Mas após uma séria lesão em que seu companheiro de time Randall Cobb teve um pulmão perfurado, na derrota para o Arizona Cardinals nos playoffs da temporada passada, Rodgers foi além e criticou duramente o uso dos chamados microfones “on-player”, que são fixados diretamente no equipamento de alguns atletas para captarem especificamente os diálogos e demais ruídos desses jogadores.

Durante um programa de rádio na época do Super Bowl, Cobb levantou a suspeita de que sua contusão poderia ter sido agravada pelo módulo transmissor do microfone que ele carregava naquela partida, mas afirmou que não teria como provar essa teoria.

Recentemente Rodgers trouxe à tona novamente esse fato em um podcast do ex-colega de time A.J. Hawk. “Não me sinto confortável sendo microfonado, e afirmo: Randall Cobb teve uma séria lesão ano passado no jogo de playoffs, e acredito – e ele e o time também – que essa lesão foi causada por ele estar usando o microfone”. “Ele sentiu a lesão exatamente onde estava o transmissor do microfone e teve uma lesão interna que o tirou do jogo e provavelmente o teria tirado do resto da pós-temporada”. “O ponto em que seu pulmão foi perfurado é diretamente adjacente ao transmissor do microfone”.

Outra questão levantada por Rodgers é que essa prática tira a autenticidade do jogo porque ele reage de forma diferente quando sabe que seu áudio está sendo captado. A preocupação seria de que adversários poderiam  analisar os vídeo de jogos e decodificar contagens de snap e audibles, por exemplo.

“Sim, acredito que seja muita informação”, disse Rodgers. “Em 2008 não havia comunicação por voz dos técnicos com a defesa e toda a orientação era feita através de sinais. Isso foi parte do problema do Spygate, quando filmaram esses sinais. Hoje na maioria das vezes ambos os Guards usam microfones que captam tudo o que os QBs falam. Acredito que isso seja uma vantagem competitiva para a defesa e faz você trabalhar muito mais duro para codificar sua linguagem. Isso faz parte do jogo, mas acho que o acesso é muito grande.”

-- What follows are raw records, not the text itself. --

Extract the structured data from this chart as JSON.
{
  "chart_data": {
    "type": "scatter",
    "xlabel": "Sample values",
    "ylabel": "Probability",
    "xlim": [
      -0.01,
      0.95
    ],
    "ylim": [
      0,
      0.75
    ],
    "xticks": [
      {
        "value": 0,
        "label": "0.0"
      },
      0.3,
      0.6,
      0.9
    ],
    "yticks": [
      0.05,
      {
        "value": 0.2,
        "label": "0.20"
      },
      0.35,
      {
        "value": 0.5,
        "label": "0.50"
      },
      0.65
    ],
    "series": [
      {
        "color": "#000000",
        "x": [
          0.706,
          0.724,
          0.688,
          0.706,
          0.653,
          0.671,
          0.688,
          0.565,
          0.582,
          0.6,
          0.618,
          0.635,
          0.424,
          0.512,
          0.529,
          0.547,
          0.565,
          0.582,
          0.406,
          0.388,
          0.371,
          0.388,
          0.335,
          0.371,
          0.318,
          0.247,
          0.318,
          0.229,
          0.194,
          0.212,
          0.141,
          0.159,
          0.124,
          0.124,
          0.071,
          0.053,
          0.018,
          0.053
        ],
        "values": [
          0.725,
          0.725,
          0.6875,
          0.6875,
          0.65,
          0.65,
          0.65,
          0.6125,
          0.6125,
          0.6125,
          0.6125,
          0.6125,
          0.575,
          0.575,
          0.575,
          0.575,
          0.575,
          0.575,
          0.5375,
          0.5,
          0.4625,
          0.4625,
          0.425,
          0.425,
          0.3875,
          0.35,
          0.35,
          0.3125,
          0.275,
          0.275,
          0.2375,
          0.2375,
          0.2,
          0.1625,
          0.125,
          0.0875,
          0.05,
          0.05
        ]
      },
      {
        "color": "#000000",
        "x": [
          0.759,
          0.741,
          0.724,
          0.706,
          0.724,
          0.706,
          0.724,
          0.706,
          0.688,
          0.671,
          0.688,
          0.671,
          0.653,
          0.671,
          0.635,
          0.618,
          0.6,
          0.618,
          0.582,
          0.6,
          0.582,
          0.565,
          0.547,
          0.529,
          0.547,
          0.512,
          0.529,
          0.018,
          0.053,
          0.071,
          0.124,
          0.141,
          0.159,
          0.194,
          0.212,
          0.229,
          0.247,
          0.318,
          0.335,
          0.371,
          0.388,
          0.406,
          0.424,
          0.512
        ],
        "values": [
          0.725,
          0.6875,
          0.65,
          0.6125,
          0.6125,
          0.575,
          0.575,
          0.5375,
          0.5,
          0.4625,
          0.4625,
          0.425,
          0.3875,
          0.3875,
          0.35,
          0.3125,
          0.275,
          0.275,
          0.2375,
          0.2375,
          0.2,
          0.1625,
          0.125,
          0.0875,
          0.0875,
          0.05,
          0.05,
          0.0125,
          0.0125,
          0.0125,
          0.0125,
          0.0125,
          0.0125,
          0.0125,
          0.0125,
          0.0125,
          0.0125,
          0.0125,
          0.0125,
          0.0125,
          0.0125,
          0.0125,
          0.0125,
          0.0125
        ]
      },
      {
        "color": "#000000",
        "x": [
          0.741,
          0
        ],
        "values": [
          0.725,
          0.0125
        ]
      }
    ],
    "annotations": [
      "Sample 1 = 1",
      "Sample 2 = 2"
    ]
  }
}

Rodgers tem razão em se preocupar. A adição de audios de dentro do campo enriquecem muito a transmissão das partidas mas a segurança dos atletas e a integridade do esporte devem estar sempre em primeiro lugar. Episódios como o Spygate, como Rodgers citou, estão aí para provar que existem pessoas dispostas a aproveitar qualquer oportunidade que resulte em vantagem dentro de campo, mesmo que essa atitude extrapole os limites do Fair Play.